Buying into the practice is beyond the scope of this article, but please note this is fraught with the potential for abuse and the loss of a great deal of money. Please hire a lawyer and an accountant before you buy into a practice. (How To Evaluate a Medical Practice Buy-In)
A private practice may generate additional income for the partners with “ancillary services” such as NSTs, ultrasounds, or mammograms. In this case, the practice would own the equipment needed and directly employ the radiology tech or nurse who performs the service.

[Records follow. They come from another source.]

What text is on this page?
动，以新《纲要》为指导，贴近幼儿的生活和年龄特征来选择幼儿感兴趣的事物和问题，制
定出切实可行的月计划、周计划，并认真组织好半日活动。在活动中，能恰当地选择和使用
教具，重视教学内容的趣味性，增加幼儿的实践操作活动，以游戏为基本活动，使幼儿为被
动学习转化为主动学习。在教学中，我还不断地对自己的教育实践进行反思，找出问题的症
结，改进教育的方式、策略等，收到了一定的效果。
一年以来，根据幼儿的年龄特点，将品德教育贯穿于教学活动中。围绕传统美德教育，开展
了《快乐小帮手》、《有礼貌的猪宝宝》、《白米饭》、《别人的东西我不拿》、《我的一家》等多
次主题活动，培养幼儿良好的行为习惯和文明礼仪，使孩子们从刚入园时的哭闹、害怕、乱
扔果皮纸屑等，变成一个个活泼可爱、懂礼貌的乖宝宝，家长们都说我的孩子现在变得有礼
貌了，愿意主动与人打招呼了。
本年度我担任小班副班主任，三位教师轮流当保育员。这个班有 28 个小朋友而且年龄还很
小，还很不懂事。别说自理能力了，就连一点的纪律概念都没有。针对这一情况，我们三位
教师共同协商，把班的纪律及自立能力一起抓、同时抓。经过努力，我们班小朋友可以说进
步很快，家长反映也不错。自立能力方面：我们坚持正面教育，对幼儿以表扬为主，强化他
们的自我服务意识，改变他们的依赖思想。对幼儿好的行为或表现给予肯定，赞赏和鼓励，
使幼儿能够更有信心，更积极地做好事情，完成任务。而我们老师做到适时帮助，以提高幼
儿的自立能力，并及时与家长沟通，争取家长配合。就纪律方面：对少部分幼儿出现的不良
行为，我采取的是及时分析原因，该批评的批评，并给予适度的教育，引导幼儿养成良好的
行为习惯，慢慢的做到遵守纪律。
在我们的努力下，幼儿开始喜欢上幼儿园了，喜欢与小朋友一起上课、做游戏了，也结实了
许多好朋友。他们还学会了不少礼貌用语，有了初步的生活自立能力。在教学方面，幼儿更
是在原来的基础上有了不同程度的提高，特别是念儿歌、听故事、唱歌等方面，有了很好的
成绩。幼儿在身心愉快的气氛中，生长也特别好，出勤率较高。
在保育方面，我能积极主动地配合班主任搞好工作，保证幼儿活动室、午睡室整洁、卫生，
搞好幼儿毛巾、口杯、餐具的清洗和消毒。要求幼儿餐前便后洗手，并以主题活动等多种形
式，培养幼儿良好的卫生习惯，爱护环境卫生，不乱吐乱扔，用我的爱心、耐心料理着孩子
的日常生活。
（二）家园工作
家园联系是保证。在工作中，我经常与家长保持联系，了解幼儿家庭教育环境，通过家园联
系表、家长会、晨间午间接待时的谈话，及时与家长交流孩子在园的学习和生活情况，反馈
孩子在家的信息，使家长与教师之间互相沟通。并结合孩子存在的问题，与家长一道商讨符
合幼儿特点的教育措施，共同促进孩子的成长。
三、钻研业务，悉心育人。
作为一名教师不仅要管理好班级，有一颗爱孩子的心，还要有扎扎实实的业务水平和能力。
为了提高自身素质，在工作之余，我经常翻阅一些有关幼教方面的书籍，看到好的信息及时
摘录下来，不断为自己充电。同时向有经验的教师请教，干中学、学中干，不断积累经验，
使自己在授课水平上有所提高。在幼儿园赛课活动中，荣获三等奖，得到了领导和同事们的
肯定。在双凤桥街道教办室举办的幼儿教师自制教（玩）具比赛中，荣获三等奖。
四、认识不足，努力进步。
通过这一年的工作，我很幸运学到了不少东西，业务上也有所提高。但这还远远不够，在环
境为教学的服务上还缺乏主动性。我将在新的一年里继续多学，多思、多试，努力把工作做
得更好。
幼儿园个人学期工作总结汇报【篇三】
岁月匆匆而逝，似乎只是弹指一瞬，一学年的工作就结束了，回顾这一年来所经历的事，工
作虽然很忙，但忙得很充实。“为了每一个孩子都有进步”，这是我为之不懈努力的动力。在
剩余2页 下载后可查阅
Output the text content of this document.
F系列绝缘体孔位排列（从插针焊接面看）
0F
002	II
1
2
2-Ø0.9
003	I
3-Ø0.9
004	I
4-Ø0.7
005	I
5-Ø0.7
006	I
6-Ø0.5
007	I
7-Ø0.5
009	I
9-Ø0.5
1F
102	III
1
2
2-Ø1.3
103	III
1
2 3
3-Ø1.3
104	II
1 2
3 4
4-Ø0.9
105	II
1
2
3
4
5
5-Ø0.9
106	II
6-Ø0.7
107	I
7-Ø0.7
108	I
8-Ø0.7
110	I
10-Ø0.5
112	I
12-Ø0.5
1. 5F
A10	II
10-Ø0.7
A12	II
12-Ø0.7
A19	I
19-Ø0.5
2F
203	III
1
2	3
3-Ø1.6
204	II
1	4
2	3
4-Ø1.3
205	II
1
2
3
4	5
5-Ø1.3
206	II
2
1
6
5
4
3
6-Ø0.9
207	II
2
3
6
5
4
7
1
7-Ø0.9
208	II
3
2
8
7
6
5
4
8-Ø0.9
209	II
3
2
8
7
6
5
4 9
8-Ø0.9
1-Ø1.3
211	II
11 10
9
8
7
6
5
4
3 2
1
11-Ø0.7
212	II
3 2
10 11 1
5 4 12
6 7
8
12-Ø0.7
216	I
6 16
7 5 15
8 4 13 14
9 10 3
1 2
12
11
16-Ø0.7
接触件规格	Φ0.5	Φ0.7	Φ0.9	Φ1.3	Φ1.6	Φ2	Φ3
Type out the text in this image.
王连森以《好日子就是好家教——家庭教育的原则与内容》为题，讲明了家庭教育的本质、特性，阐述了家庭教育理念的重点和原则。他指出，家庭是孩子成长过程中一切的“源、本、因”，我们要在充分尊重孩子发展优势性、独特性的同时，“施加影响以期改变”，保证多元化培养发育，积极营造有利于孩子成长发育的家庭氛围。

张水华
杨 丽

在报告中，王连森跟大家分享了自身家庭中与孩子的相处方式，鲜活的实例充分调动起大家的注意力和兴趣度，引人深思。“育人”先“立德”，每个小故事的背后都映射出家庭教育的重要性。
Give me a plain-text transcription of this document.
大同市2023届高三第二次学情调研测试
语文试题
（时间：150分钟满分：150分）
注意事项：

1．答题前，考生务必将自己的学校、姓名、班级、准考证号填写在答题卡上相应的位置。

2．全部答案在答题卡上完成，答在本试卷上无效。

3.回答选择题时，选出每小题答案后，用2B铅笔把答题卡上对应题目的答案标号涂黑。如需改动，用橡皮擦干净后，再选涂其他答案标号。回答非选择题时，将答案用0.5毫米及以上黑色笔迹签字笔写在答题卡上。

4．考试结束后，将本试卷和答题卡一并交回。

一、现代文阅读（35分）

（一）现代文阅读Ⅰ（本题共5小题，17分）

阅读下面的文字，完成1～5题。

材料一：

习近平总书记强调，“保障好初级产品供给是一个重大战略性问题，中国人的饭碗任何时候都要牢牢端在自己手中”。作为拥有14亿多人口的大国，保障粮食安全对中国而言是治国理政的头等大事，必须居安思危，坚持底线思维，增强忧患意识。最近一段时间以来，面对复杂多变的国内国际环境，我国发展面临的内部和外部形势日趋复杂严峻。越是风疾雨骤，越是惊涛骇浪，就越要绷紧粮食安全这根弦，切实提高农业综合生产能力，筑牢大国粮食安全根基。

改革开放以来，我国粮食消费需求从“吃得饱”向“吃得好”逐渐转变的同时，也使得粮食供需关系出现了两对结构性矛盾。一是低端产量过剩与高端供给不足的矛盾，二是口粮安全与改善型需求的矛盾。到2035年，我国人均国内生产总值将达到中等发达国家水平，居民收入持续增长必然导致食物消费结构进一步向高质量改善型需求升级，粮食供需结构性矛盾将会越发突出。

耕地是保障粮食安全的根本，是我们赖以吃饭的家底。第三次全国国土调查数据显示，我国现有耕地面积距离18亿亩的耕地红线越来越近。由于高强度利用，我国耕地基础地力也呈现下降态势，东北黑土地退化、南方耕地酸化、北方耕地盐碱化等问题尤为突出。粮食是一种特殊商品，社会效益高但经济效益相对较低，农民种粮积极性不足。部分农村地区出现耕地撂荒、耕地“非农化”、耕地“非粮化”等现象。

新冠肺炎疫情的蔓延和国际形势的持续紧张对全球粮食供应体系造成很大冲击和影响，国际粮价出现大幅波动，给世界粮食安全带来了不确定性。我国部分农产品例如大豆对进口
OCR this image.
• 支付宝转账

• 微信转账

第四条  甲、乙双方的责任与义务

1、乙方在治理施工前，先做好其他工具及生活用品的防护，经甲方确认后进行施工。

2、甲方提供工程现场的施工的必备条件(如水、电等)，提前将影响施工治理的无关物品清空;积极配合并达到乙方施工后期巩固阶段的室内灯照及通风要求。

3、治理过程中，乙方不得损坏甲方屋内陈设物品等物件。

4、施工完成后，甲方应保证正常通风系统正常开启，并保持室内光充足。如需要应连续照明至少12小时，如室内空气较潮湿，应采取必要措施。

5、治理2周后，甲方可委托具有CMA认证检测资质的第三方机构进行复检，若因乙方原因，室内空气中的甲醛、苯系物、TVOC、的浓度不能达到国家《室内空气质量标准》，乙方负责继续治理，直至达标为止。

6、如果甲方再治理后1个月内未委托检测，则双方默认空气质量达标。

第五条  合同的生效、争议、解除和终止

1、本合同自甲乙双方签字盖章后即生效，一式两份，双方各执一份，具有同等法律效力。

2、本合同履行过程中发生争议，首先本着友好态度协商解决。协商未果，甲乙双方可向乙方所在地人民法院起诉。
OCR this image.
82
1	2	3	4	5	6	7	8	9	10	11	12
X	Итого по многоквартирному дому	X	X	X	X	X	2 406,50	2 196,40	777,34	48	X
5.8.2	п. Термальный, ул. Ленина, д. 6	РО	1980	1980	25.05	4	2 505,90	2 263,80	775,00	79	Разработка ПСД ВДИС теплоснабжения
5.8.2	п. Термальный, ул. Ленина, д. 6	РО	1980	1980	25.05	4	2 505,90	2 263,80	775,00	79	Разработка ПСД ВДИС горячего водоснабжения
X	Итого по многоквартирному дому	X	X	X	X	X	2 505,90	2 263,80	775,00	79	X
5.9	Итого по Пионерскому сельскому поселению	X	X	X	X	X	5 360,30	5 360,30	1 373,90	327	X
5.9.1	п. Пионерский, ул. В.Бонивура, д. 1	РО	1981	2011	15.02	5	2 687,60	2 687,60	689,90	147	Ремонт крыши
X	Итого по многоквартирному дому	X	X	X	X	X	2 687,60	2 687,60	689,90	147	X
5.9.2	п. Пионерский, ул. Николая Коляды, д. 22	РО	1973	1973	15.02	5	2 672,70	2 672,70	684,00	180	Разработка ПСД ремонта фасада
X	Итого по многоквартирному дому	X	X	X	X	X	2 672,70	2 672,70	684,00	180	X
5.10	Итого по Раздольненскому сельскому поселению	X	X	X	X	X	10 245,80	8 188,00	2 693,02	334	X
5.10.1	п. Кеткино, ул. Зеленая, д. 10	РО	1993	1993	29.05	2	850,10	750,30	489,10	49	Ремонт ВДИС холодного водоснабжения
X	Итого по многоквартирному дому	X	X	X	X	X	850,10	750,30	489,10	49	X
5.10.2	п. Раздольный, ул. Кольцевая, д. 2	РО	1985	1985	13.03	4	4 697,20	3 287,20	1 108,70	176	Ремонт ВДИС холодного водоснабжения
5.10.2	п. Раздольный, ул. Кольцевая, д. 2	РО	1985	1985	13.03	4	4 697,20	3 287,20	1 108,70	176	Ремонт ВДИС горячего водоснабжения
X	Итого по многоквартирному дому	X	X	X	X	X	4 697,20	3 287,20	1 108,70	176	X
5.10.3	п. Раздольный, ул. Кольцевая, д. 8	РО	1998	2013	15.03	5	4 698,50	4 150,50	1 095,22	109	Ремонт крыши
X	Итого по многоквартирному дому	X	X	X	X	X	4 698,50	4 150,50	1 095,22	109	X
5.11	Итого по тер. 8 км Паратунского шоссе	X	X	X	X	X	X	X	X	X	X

In return for “privileges” at a hospital where private doctors can perform surgeries and admit patients, the doctors typically agree to cover “unassigned” patients who present to the hospital with an emergency. “Unassigned” means that the patient is not established with a doctor who holds privileges at the hospital. Usually, every physician who has privileges at a hospital takes an equal share of unassigned call. Historically, unassigned call has been unpaid; however, with the Ob/Gyn shortage, more and more Ob/Gyns are being paid by hospitals for taking unassigned call, above and beyond billing the patients’ insurance for services rendered. $50-100 per hour seems to be a rate I have typically heard for this.
The private practice is also responsible for all of its own patients who present emergently to the hospital. In some private practices, each doctor is responsible for her own patients 24/7. In other practices, the doctors take turns being on call for all the practice’s patients. The latter certainly seems more humane to me and compatible with being a normal human. Sometimes, smaller practices will even cross-cover for each other’s patients so that each practice gets every other weekend off or some such arrangement.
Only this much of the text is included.